Porte Ouverte Magazine

Libération conditionnelle : tout le monde dehors... vraiment?

By Johanne Vallée,
Directrice générale ASRSQ

Le merdier de la remise en liberté : Quand la chaîne n’est plus assez longue

Avouons-le, la controverse entourant la remise en liberté des détenus, tant fédéraux que provinciaux, semble être là pour un bon moment et on se demande comment on va s’en sortir. On entend tellement de choses sur la remise en liberté des détenus que le grand public doit vraiment être complètement perdu. Depuis la publication du livre Tout le monde dehors!, tout le monde pense que les détenus sont libérés comme ça! Une petite visite de courtoisie devant les commissaires aux libérations conditionnelles, on ouvre la porte de la prison puis ça y est, ils sont dehors! Bonjour la visite, la vie vous appartient! Ce genre d’ouvrage est une véritable mine d’or pour les tenants de la droite et pour tous ceux qui n’ont jamais voulu croire à la réhabilitation sociale.

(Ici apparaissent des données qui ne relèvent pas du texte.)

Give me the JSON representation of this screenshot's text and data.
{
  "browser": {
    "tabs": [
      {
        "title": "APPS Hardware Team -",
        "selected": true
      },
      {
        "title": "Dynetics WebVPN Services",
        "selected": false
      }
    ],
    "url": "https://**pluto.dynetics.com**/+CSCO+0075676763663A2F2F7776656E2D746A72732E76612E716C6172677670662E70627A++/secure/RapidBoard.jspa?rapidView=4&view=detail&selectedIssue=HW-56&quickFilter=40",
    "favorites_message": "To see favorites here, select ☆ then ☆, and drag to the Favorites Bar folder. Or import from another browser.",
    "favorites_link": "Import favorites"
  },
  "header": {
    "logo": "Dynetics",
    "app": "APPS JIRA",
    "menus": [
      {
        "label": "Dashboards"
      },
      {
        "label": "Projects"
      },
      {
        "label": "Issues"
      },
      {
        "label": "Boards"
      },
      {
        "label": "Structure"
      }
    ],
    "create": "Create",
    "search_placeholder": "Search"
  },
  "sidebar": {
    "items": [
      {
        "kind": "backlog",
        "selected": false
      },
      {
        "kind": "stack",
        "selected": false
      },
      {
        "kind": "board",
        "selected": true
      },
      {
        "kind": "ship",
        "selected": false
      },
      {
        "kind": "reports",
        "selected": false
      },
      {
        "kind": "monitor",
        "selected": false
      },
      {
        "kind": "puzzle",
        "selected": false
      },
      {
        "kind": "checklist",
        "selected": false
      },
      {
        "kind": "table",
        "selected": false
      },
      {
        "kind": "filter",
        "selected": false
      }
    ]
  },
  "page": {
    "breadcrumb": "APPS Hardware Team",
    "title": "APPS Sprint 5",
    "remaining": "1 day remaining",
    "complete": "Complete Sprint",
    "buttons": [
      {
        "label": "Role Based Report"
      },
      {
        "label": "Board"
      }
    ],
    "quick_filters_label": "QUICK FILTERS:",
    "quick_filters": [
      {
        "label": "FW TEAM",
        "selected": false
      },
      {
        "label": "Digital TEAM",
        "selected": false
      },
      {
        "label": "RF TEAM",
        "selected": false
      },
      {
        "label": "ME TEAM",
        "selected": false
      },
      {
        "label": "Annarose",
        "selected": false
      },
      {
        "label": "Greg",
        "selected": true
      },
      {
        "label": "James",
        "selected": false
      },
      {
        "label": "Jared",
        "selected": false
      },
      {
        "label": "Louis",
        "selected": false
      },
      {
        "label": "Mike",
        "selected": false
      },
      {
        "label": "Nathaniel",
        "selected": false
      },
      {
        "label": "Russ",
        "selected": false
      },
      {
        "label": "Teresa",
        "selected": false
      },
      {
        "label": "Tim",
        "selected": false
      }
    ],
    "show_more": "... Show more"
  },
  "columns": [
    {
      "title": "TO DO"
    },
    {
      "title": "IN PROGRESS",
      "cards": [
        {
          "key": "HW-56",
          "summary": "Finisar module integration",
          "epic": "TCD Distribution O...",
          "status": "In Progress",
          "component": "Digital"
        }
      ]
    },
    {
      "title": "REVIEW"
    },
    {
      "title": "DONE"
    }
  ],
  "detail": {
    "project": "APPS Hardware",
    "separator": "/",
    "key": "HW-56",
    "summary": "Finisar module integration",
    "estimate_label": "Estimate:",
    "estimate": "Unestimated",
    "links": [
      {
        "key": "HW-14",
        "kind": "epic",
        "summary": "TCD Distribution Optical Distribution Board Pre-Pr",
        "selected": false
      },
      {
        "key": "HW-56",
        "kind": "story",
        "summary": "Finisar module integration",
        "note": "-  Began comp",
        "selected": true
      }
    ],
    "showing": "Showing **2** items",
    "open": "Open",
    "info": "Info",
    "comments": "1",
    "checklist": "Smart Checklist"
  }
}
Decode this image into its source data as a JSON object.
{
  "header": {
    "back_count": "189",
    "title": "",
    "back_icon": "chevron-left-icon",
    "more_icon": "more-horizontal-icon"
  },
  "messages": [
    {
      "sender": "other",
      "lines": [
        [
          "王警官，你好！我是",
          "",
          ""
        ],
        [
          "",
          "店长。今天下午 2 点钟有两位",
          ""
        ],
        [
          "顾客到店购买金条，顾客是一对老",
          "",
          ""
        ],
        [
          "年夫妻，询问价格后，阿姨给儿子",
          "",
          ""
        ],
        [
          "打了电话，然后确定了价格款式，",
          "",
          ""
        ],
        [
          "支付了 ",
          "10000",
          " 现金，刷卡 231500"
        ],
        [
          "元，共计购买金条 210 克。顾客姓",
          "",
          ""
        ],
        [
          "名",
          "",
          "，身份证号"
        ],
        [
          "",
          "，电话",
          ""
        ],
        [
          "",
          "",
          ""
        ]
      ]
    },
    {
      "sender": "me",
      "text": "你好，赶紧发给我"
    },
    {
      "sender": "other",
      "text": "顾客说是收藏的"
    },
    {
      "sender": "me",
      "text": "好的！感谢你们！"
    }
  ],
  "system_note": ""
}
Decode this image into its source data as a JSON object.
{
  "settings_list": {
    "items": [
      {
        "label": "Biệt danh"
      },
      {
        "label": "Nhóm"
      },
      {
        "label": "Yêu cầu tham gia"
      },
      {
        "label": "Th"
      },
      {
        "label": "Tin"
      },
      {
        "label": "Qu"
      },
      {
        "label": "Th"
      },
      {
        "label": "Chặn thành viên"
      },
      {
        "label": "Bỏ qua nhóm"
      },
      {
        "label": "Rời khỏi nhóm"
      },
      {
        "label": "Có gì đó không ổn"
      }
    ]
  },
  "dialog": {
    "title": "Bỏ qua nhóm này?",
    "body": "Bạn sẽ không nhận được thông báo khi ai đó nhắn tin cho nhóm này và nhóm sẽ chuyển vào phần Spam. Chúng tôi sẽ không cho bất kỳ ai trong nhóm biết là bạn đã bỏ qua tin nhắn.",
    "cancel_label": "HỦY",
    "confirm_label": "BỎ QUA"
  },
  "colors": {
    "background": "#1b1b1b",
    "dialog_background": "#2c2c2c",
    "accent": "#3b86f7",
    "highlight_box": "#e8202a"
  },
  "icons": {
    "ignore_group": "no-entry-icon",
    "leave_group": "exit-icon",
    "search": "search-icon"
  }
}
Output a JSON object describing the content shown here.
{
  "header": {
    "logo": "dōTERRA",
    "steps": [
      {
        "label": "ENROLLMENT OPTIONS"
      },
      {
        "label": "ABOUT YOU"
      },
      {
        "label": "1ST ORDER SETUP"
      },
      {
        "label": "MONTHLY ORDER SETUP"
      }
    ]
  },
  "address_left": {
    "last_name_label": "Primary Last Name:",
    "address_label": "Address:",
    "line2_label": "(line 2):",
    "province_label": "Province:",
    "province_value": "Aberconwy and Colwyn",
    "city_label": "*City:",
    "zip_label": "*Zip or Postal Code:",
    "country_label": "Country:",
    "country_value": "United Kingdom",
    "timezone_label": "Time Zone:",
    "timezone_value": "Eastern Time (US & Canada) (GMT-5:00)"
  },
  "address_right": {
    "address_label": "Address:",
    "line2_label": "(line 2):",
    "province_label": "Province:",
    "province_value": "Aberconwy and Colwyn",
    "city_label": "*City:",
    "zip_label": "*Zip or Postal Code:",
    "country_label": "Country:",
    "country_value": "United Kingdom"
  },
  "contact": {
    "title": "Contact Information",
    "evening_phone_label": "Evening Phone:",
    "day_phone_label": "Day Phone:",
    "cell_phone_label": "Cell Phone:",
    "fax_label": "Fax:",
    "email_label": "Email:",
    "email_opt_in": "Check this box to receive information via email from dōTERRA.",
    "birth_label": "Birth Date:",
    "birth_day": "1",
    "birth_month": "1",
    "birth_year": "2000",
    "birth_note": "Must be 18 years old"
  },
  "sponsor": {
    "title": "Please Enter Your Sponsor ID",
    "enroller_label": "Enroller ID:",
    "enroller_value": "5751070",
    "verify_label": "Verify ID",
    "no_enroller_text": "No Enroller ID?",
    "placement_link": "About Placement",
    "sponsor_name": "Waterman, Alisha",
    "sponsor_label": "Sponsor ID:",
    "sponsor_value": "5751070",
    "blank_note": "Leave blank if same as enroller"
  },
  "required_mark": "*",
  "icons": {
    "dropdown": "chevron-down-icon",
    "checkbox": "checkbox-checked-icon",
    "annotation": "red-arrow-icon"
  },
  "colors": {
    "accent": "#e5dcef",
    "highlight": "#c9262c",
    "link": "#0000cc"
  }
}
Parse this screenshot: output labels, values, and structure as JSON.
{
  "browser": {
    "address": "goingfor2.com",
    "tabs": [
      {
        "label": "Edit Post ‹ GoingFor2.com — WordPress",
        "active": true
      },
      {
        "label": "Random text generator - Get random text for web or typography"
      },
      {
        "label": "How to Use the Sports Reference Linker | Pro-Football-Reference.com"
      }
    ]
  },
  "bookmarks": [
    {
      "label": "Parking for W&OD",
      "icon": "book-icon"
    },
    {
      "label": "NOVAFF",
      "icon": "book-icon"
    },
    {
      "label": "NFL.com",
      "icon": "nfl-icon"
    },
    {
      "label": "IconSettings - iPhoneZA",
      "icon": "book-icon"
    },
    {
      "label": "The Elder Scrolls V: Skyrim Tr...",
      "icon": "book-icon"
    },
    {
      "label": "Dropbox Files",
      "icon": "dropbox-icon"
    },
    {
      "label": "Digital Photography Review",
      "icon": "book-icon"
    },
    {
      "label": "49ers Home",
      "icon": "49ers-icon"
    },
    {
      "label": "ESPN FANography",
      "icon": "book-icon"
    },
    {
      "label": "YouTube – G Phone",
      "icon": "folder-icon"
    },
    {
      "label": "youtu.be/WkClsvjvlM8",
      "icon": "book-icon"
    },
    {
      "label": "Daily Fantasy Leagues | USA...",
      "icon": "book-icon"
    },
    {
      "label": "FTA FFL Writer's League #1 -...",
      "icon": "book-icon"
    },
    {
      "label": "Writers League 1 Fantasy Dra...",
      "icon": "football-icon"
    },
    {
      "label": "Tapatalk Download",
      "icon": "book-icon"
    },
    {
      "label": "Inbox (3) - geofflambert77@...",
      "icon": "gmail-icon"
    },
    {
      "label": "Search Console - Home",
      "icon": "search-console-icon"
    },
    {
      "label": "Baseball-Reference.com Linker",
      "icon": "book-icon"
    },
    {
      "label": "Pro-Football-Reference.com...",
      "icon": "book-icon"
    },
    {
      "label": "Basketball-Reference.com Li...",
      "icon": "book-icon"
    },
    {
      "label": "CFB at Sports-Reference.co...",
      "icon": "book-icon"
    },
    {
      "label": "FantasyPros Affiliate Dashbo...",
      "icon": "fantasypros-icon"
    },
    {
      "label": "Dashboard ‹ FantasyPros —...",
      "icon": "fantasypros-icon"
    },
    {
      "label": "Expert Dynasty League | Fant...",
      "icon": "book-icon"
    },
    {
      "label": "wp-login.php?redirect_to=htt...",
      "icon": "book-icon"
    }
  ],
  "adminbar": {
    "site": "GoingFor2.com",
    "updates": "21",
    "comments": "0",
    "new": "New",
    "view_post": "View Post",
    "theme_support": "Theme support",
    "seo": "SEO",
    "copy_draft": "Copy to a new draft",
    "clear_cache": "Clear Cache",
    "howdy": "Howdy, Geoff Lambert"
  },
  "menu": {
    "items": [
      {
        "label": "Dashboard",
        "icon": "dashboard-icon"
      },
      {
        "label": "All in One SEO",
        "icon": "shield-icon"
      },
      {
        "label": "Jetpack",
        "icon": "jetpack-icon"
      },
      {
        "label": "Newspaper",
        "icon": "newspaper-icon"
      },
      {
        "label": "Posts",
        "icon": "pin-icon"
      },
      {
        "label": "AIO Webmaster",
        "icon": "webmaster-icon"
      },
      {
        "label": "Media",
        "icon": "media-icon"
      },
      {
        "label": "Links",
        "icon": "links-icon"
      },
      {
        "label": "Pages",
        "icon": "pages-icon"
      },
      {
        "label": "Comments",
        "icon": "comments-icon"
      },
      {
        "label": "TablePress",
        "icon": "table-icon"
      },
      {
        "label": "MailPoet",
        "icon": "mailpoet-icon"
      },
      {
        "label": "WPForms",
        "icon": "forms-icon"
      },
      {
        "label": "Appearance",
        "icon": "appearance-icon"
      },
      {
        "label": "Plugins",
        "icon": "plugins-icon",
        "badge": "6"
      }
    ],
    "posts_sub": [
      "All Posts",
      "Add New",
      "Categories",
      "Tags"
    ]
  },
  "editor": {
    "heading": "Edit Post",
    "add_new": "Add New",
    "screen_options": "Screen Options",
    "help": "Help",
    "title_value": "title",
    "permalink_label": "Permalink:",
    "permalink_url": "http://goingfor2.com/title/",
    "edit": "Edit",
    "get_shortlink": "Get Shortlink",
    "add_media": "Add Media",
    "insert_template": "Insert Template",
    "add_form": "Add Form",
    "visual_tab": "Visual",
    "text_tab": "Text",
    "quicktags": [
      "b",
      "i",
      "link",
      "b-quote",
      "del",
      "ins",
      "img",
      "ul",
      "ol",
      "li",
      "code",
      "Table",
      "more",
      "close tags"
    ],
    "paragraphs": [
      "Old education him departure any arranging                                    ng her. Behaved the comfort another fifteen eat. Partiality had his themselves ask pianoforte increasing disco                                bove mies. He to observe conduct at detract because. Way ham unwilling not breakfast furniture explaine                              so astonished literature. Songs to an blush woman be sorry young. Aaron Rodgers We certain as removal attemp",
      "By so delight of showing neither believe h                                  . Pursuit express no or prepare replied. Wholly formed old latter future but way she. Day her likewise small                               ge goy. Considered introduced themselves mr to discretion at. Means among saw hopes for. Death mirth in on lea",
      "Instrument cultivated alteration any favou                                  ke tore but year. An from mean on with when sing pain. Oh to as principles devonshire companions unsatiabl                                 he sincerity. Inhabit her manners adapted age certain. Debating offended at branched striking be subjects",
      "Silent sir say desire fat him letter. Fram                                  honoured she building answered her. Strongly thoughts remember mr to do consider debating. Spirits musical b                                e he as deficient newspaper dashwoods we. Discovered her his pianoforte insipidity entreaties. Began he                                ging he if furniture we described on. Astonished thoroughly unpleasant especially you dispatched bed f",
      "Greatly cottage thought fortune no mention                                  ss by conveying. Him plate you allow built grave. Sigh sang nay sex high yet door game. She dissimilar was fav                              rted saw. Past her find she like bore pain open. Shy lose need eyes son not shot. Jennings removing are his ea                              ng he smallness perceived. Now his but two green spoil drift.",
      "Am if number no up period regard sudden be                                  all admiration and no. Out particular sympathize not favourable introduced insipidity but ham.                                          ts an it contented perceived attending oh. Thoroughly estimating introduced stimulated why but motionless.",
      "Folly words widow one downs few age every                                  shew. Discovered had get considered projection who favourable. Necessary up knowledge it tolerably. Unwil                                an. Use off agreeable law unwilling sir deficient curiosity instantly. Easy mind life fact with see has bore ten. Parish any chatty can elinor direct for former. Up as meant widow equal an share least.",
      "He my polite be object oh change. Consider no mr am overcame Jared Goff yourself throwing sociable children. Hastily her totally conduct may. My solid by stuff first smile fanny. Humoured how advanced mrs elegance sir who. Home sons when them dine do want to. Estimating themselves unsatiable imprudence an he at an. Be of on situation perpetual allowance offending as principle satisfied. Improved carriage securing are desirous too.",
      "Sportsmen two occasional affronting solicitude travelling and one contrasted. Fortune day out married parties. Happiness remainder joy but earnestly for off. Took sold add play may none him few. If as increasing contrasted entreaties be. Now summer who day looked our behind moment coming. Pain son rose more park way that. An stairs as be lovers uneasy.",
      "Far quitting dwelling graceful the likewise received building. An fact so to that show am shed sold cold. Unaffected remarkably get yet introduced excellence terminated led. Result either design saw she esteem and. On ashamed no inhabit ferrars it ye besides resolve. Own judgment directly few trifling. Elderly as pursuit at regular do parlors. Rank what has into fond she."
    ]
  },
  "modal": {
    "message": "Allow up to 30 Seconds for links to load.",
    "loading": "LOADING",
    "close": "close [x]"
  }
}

Yves Thérriault a été sévère dans son jugement. Et à certains égards il a raison. Mais son livre passe par dessus plusieurs réalités, dont celles des absences temporaires qui ne sont plus ce qu’elles étaient à l’époque de l’affaire Bastien et de la surpopulation carcérale qui n’est plus la même et qui ne sert plus de motifs raisonnables à la remise en liberté. En conséquence, le public, certains politiciens et journalistes sont toujours persuadés que la situation demeure inchangée.

«Parce que le système de justice a échoué dans le cas de Karla Homolka, on demande maintenant au système correctionnel et de remise en liberté de sauver la mise.»

M. Thérriault tente de se faire rassurant en disant qu’il croit à la réinsertion sociale et qu’il faut simplement, pour être crédible, faire quelques modifications. Notamment, on doit éviter les mesures non discrétionnaires, telles que l’examen expéditif et la libération d’office. En principe il a raison. Nous sommes même très réticents face à l’examen expéditif. Mais l’abolition de la libération d’office pose un sérieux problème. Si on l’abolit, cela va contribuer à faire augmenter le nombre de remises en liberté à la fin de la sentence. Monsieur et madame tout le monde auront l’impression que justice aura été rendue. Mais le problème c’est que personne ne sera là pour encadrer ce délinquant sorti sans ressources et sans supervision qui risque alors encore de trébucher ou de récidiver.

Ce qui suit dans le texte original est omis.